Several conditions make ozone therapy unsafe:
- G6PD deficiency (favism): People missing this enzyme cannot handle the oxidative stress ozone creates, putting them at risk of severe destruction of red blood cells.
- Pregnancy: Particularly in the first trimester, due to a theoretical risk of mutagenic effects.
- Hyperthyroidism, low platelet counts, or serious cardiovascular instability: These conditions increase the risk of complications.
- ACE inhibitor use: Patients taking these blood pressure medications are advised against the procedure.
What a Typical Treatment Course Looks Like
A single session takes roughly 30 to 60 minutes, including the blood draw, ozone mixing, and reinfusion. Most protocols start at a lower ozone concentration and gradually increase it, often by about 5 micrograms per milliliter per week, until reaching the target dose. For rheumatoid arthritis, for example, Italian treatment guidelines recommend concentrations of 30 to 35 micrograms per milliliter during acute flares and 20 to 25 micrograms per milliliter during quieter periods.

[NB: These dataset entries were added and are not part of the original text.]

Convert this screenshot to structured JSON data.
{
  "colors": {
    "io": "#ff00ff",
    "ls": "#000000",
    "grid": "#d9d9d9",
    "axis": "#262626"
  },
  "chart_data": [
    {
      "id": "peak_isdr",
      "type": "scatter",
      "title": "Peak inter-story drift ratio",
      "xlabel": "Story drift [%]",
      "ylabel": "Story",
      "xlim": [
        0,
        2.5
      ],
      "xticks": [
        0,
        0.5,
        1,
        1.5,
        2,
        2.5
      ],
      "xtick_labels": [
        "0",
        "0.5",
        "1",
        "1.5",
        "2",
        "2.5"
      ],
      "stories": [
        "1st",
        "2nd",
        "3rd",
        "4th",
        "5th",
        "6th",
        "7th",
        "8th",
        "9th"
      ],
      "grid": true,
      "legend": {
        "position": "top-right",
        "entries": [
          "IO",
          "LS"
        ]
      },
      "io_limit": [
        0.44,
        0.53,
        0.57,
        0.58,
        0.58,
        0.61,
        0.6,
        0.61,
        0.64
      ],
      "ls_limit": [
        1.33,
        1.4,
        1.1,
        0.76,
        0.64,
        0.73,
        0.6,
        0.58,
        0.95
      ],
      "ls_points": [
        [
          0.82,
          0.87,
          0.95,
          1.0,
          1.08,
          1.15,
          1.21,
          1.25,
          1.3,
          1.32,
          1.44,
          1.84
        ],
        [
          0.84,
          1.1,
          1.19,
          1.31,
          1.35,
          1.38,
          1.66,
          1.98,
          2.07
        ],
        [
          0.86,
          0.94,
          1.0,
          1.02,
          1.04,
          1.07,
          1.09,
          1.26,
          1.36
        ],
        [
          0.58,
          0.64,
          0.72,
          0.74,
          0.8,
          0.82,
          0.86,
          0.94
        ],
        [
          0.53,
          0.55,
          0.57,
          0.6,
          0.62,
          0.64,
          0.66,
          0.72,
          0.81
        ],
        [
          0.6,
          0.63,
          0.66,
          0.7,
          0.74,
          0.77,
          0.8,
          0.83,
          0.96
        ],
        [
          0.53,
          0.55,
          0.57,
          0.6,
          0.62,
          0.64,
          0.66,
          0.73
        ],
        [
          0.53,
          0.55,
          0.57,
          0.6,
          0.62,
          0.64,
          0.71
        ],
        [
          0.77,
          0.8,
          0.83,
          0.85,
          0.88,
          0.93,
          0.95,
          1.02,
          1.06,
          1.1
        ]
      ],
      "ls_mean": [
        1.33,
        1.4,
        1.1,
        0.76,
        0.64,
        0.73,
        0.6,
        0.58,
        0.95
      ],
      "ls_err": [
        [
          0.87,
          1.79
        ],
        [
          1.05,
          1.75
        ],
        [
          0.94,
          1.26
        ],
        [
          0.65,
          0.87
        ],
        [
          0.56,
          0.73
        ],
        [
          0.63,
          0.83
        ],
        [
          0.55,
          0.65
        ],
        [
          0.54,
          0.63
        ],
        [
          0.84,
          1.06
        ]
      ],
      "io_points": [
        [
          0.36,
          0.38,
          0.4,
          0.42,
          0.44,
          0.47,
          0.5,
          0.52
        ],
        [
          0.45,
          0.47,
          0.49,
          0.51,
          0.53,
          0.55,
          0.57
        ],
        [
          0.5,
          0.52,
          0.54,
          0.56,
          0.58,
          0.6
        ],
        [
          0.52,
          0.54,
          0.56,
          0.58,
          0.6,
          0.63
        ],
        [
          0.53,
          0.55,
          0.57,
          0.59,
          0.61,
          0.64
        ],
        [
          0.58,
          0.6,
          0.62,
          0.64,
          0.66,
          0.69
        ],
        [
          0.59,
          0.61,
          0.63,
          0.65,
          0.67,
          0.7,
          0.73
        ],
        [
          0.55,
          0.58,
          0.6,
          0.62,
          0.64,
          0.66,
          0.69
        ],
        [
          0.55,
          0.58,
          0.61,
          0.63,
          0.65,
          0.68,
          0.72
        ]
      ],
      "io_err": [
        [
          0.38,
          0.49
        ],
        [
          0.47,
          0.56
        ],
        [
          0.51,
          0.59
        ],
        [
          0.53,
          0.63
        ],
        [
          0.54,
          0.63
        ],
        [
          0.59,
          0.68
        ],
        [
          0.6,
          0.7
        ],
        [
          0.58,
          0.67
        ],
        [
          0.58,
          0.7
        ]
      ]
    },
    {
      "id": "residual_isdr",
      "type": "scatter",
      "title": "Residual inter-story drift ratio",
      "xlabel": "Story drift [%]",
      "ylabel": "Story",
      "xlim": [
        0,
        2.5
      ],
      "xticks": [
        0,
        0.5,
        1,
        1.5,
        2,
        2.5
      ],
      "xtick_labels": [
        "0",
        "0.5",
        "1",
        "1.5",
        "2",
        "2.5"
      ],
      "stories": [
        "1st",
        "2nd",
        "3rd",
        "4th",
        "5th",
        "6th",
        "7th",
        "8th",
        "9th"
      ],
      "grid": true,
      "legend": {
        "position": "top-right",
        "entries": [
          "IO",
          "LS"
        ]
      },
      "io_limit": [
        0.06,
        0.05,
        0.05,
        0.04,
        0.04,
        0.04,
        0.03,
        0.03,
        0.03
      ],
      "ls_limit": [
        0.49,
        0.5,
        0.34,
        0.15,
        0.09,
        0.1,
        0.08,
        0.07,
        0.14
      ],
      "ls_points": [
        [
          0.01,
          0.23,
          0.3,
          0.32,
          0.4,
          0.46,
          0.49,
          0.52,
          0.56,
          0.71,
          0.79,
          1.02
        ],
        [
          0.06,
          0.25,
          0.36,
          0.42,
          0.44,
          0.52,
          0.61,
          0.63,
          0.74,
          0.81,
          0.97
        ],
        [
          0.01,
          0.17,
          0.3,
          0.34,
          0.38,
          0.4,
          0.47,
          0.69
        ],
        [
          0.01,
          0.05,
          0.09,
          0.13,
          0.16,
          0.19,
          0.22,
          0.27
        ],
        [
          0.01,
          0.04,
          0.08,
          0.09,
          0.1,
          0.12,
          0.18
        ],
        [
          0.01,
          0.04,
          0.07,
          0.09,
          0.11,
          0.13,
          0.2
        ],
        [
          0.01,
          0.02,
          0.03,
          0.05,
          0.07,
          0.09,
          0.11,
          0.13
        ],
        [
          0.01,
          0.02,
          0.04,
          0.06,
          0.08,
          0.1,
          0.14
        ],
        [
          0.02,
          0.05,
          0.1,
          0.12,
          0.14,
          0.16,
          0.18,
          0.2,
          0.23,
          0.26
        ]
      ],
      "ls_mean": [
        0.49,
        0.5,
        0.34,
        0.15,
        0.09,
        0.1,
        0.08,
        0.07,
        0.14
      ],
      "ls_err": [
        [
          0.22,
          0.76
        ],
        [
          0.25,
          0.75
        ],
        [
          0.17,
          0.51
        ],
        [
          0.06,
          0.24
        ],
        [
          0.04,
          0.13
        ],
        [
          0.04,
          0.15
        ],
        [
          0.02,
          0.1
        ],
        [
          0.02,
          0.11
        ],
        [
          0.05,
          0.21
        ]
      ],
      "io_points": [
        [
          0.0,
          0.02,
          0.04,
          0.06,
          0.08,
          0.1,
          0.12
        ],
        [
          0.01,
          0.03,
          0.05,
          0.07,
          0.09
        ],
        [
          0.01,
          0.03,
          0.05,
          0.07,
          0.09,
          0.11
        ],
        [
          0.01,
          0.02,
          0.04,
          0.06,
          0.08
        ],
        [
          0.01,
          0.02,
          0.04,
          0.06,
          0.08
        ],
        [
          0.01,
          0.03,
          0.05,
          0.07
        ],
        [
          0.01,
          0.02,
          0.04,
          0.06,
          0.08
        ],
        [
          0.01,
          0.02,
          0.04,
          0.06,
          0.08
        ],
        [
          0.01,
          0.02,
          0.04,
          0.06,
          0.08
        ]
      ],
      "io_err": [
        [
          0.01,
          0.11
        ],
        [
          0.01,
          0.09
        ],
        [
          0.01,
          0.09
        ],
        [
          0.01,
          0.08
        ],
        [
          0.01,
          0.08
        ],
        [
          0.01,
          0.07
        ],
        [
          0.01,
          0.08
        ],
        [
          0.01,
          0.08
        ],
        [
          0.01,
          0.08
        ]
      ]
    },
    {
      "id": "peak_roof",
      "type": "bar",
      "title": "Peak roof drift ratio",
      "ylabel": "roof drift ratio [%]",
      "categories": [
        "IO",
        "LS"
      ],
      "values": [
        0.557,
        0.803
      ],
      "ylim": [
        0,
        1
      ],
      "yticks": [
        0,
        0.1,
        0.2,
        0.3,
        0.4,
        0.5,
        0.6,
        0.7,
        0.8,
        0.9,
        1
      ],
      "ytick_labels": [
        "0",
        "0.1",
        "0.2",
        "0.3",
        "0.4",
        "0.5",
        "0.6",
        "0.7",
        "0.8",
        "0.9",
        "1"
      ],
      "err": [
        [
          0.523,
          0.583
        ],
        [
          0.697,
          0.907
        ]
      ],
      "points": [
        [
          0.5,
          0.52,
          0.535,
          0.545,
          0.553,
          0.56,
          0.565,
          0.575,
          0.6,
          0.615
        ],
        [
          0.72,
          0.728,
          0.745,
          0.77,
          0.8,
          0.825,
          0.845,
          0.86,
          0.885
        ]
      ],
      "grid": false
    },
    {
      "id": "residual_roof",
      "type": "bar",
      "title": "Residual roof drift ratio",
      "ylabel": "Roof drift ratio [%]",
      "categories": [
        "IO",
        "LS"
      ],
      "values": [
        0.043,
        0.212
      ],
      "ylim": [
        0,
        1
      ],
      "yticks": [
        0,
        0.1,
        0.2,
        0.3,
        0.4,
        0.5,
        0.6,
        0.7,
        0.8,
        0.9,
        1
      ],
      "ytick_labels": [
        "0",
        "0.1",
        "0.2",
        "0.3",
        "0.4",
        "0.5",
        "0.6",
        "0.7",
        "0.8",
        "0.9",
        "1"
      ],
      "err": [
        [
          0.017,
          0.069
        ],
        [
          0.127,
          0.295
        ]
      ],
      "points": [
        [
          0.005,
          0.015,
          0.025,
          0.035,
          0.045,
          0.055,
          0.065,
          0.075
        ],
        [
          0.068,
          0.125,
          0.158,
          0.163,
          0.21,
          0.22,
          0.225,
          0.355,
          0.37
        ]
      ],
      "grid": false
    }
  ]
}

Treatment schedules vary widely depending on the condition and the clinic. Common protocols involve one to three sessions per week over a course of several weeks, sometimes followed by less frequent maintenance sessions. There is no universally standardized protocol, which is one of the challenges in comparing results across different clinics and studies. The total dose per session typically ranges from 1,000 to 2,000 micrograms of ozone, mixed into 150 to 300 mL of blood.
Regulatory Status
The FDA has not approved ozone for any medical use and classifies it as a toxic gas with no known medical application. This means ozone generators cannot be legally marketed as medical devices in the United States for therapeutic purposes. In practice, many clinics operate under the umbrella of integrative or naturopathic medicine, where regulatory oversight varies by state. In contrast, countries like Germany, Italy, Spain, and Cuba have more established frameworks for clinical ozone use, with published treatment guidelines and professional societies overseeing practice standards. The gap between widespread clinical use in some countries and the lack of regulatory approval in others reflects the ongoing tension between preliminary positive research and the absence of large, definitive clinical trials.